Dictature insidieuse du « vivre ensemble », qui prouve qu’une fois de plus, qu’il n’est que la lâcheté des gouvernants devant ce qui est une colonisation qui ne dit pas son nom…
Il vaut mieux habituer les jeunes enfants dès aujourd’hui à ce que sera la langue officielle française prochainement
Il y a quelques années, deux socialistes discutaient en indiquant qu’ils présidaient la commission des programmes de l’Education National signifiant ainsi qu’ils auraient toujours un moyen de contrôler et verrouiller celle-ci en agissant sur le contenu des cours.
Ils nous signifiaient ainsi qu’ils pourraient détruire la Nation Française en agissant sur sa jeunesse reprenant à leur compte ce qui s’est fait avec les ‘’Hitler Jugen’’ et les ‘’Kmers Rouges’’ où, en agissant sur des cerveaux non encore adultes, on pouvait influencer l’avenir d’un pays.

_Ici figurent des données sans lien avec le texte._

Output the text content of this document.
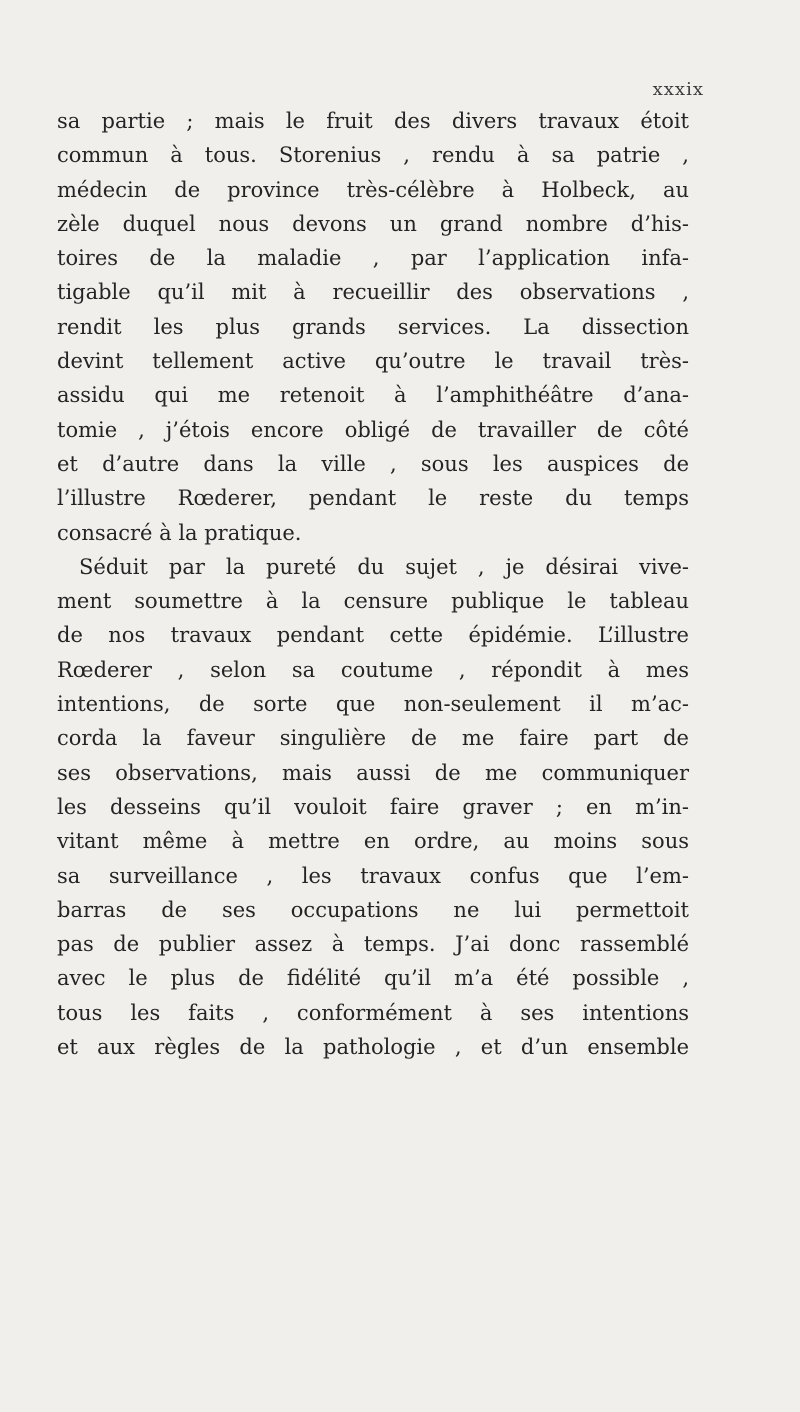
xxxix
sa partie ; mais le fruit des divers travaux étoit
commun à tous. Storenius , rendu à sa patrie ,
médecin de province très-célèbre à Holbeck, au
zèle duquel nous devons un grand nombre d’his-
toires de la maladie , par l’application infa-
tigable qu’il mit à recueillir des observations ,
rendit les plus grands services. La dissection
devint tellement active qu’outre le travail très-
assidu qui me retenoit à l’amphithéâtre d’ana-
tomie , j’étois encore obligé de travailler de côté
et d’autre dans la ville , sous les auspices de
l’illustre Rœderer, pendant le reste du temps
consacré à la pratique.
Séduit par la pureté du sujet , je désirai vive-
ment soumettre à la censure publique le tableau
de nos travaux pendant cette épidémie. L’illustre
Rœderer , selon sa coutume , répondit à mes
intentions, de sorte que non-seulement il m’ac-
corda la faveur singulière de me faire part de
ses observations, mais aussi de me communiquer
les desseins qu’il vouloit faire graver ; en m’in-
vitant même à mettre en ordre, au moins sous
sa surveillance , les travaux confus que l’em-
barras de ses occupations ne lui permettoit
pas de publier assez à temps. J’ai donc rassemblé
avec le plus de fidélité qu’il m’a été possible ,
tous les faits , conformément à ses intentions
et aux règles de la pathologie , et d’un ensemble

Niveler par le bas, voici une politique typiquement de gauche avec le crédo, c’est si facile de faire compliqué.
Nous en voyons déjà une partie du résultat dans la mesure où la France se trouve dernière dans beaucoup de test portant sur l’éducation.
Quand aux exercices d’écriture, nos charmantes têtes blondes pourront voir d’elles-mêmes :
– qu’il est impossible d’écrire du français en ‘’pleins et déliés’’ de droite à gauche car les lettres ne sont pas formées pour, contrairement aux lettres arabes.
– qu’il est impossible de vérifier ce que l’on écrit car la main portant le stylo, cache le texte, une seule solution, devenir tous gauchers.
Et comme me disait un camarade Légionnaire qui avait fait l’indo ‘’Snoc sed sout’’.
Pour que nos enfants soient préparés au grand remplacement, il est normal qu’ils soient habitués aux us et coutumes de notre diversité ainsi que le langage du futur de la France. Et l’apprentissage du Français , la grammaire, la literature, c’est pour quand.
B.V. ne pourrait-il pas publier (avec son accord) la lettre du père ? Elle servirait d’exemple de civisme actif .
L’entrisme est une spécialité très efficace du Trotskisme genre LFI
Est-ce au programme de l’éducation nationale? Donc est-ce légal ? Donc ?
Quels moyens pour stopper cette insanité ?
Je trouve cela proprement scandaleux!
Il y a des profs qui dépassent les Borne(s).
Entre cet entrisme accepté, et même encouragé, et l’application du programme EVARS qui, soit aura de graves conséquences sur le psychisme de la plupart des enfants, ou conduira certains à des comportements ne concordant pas avec la maturité habituelle de tout petits enfants, il ne reste qu’un seul espoir : que dame Borne ne soit pas reconduite dans ses fonctions, et qu’un nouveau ministre de » l’éducation nationale » mette au grand jour » ces scandales » qui se mettent en place pour endoctriner les enfants des leur plus jeune âge. Quelle honte, et quelle angoisse face à la manipulation exercée pour voler aux enfants leur précieuse innocence. 1984, on y est, même si Orwell avait prédit la catastrophe pour une échéance plus précoce dans le temps.
Le prétendu professeur sait-il au moins écrire et parler correctement le français? Peut-être qu’il faudrait contrôler ses connaissances!
Ce monsieur devrait etre m mutte en » zone prioritaire pour parfaire sa formation au » momo »..peut etre essaierait il d’apprendre le vrai français a de gentils élèves bien dociles ..adeptes du couteau..
Si nos filles veulent apprendre l’arabe, qu’elles aillent l’apprendre en Afganistan si le voile ne leur bouche pas trop les oreilles.
Les enfants arrivent au collège, mais même au lycée et à l’université avec des carences énormes en Français, mais on leur fait apprendre des mots qui pour certains ne sont pas du Français…..le développement de l’intelligence et des savoirs passent par la communication, il est donc impératif que les jeunes sachent correctement communiquer en Français, que ce soit à l’oral et à l’écrit. Le language des racailles ce n’est pas du Français, et ce n’est pas un modèle.